Le 22/07/08, Neckarsulm

Publié le par Le 3ème nain

Ca devait arriver: une étape sous la pluie! Et de 10, 10 jours de vélo.

Quel dommage tout de même: ca aurait dù être une des plus belles étapes du voyage. Elle le sera, mais elle aurait pu être tellement plus encore. Je suis toute le journée le Neckar, par une piste cyclable passant sous les arbres qui regorgent dans le défilé formé par le fleuve. Partout des petits villages carte postale, des chateaux... Je croise de nombreux cyclos, mais étrangement aucun ne va dans mon sens. On appelle cette route la Romantike Strasse, elle porte bien son nom. Tant de lieux magiques...

Alors que la pluie redouble, la piste soudainement descends vers le fleuve et s'arrête devant celui-ci. Suis-je censé rouler sur l'eau? Ca n'a jamais été tenté avec un vélo... Je prends le temps de déjeuner, bien à l'abri sous des arbres alors que la pluie commence à s'essoufler. Et puis j'ai une jolie vue:


Sympathique, n'est-ce pas? J'ai alors le choix: ou bien prendre une autre route, ou bien trouver comment les cyclos rencontrés un peu avant ont bien pu passer. J'abandonne l'idée de rouler sur l'eau. Je me retrouve devant le fleuve:

Bon, que dit ce panneau que je n'avais pas vu? C'est en allemand, mais voyons si je peux comprendre? Il y aurait un bac? J'attends 12h30, heure à laquelle le service reprend. Et effectivement, à 12h30, le bac en face s'anime et se dirige vers moi.

Et un tour de bateau avec mon petit vélo! Pour un euro, c'est donné.

Je continue ma route, je vais d'enchantement en enchantement. Je fais la course avec une péniche taille ++ , un monstre. Je roule plus vite qu'elle n'avance, mais contrairement à ce monstre d'acier, j'ai besoin de me reposer. On se rattrappe, je la double, elle reprend la tête,  je la redouble. Je ne sais plus qui a gagné, ce n'est pas très grave.

La pluie qui a repris m'embête bien plus. Le KWay n'est efficace qu'un temps, la pluie finit par le traverser. Heureusement, les nombreux chateaux me plongent dans une ambiance de conte de Grimm très plaisante.

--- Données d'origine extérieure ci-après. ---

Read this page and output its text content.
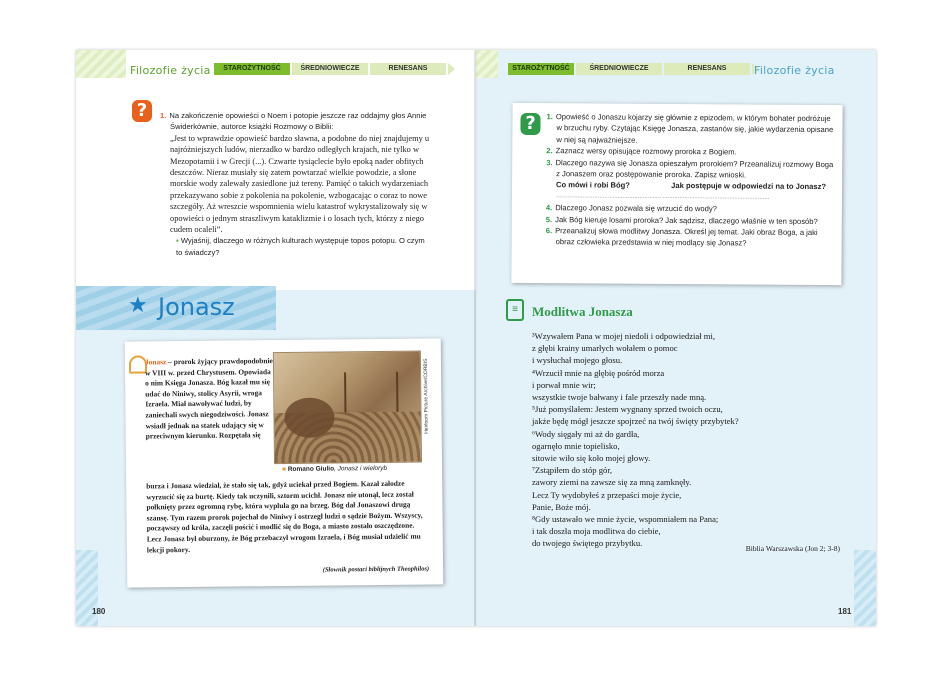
Filozofie życia	STAROŻYTNOŚĆ	ŚREDNIOWIECZE	RENESANS
?	1. Na zakończenie opowieści o Noem i potopie jeszcze raz oddajmy głos Annie Świderkównie, autorce książki Rozmowy o Biblii:
„Jest to wprawdzie opowieść bardzo sławna, a podobne do niej znajdujemy u najróżniejszych ludów, nierzadko w bardzo odległych krajach, nie tylko w Mezopotamii i w Grecji (...). Czwarte tysiąclecie było epoką nader obfitych deszczów. Nieraz musiały się zatem powtarzać wielkie powodzie, a słone morskie wody zalewały zasiedlone już tereny. Pamięć o takich wydarzeniach przekazywano sobie z pokolenia na pokolenie, wzbogacając o coraz to nowe szczegóły. Aż wreszcie wspomnienia wielu katastrof wykrystalizowały się w opowieści o jednym straszliwym kataklizmie i o losach tych, którzy z niego cudem ocaleli”.
▪ Wyjaśnij, dlaczego w różnych kulturach występuje topos potopu. O czym to świadczy?
★ Jonasz
Jonasz – prorok żyjący prawdopodobnie w VIII w. przed Chrystusem. Opowiada o nim Księga Jonasza. Bóg kazał mu się udać do Niniwy, stolicy Asyrii, wroga Izraela. Miał nawoływać ludzi, by zaniechali swych niegodziwości. Jonasz wsiadł jednak na statek udający się w przeciwnym kierunku. Rozpętała się
Heirloom Picture Archive/CORBIS
■ Romano Giulio, Jonasz i wieloryb
burza i Jonasz wiedział, że stało się tak, gdyż uciekał przed Bogiem. Kazał załodze wyrzucić się za burtę. Kiedy tak uczynili, sztorm ucichł. Jonasz nie utonął, lecz został połknięty przez ogromną rybę, która wypluła go na brzeg. Bóg dał Jonaszowi drugą szansę. Tym razem prorok pojechał do Niniwy i ostrzegł ludzi o sądzie Bożym. Wszyscy, począwszy od króla, zaczęli pościć i modlić się do Boga, a miasto zostało oszczędzone. Lecz Jonasz był oburzony, że Bóg przebaczył wrogom Izraela, i Bóg musiał udzielić mu lekcji pokory.
(Słownik postaci biblijnych Theophilos)
180
STAROŻYTNOŚĆ	ŚREDNIOWIECZE	RENESANS	Filozofie życia
?	1. Opowieść o Jonaszu kojarzy się głównie z epizodem, w którym bohater podróżuje w brzuchu ryby. Czytając Księgę Jonasza, zastanów się, jakie wydarzenia opisane w niej są najważniejsze.
2. Zaznacz wersy opisujące rozmowy proroka z Bogiem.
3. Dlaczego nazywa się Jonasza opieszałym prorokiem? Przeanalizuj rozmowy Boga z Jonaszem oraz postępowanie proroka. Zapisz wnioski.
Co mówi i robi Bóg?	Jak postępuje w odpowiedzi na to Jonasz?
............................................................... ................................................................
4. Dlaczego Jonasz pozwala się wrzucić do wody?
5. Jak Bóg kieruje losami proroka? Jak sądzisz, dlaczego właśnie w ten sposób?
6. Przeanalizuj słowa modlitwy Jonasza. Określ jej temat. Jaki obraz Boga, a jaki obraz człowieka przedstawia w niej modlący się Jonasz?
≡	Modlitwa Jonasza
³Wzywałem Pana w mojej niedoli i odpowiedział mi,
z głębi krainy umarłych wołałem o pomoc
i wysłuchał mojego głosu.
⁴Wrzucił mnie na głębię pośród morza
i porwał mnie wir;
wszystkie twoje bałwany i fale przeszły nade mną.
⁵Już pomyślałem: Jestem wygnany sprzed twoich oczu,
jakże będę mógł jeszcze spojrzeć na twój święty przybytek?
⁶Wody sięgały mi aż do gardła,
ogarnęło mnie topielisko,
sitowie wiło się koło mojej głowy.
⁷Zstąpiłem do stóp gór,
zawory ziemi na zawsze się za mną zamknęły.
Lecz Ty wydobyłeś z przepaści moje życie,
Panie, Boże mój.
⁸Gdy ustawało we mnie życie, wspomniałem na Pana;
i tak doszła moja modlitwa do ciebie,
do twojego świętego przybytku.
Biblia Warszawska (Jon 2; 3-8)
181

J'arrive près de Heilbronn, c'est moins bucolique, beaucoup plus industriel. Je retrouve la centrale thermique que j'avais visitée lors de l'échange de correspondants évoqué hier. Je ne me souvenais plus que c'était à Heilbronn, mais je suis quasiment sûr que c'est elle. Et là, encore un petit miracle, comme les Allemands m'en ont fait vivre. Au pied d'un panneau, je cherche mon chemin sur ma carte. Il y a un camping à Neckarsulm, mais comment m'y rendre? Un cycliste s'arrête alors, et voyant que je parle pas allemand embraye en anglais. Je lui explique mon problème, il se propose de me guider! Génial! J'adore l'Allemagne!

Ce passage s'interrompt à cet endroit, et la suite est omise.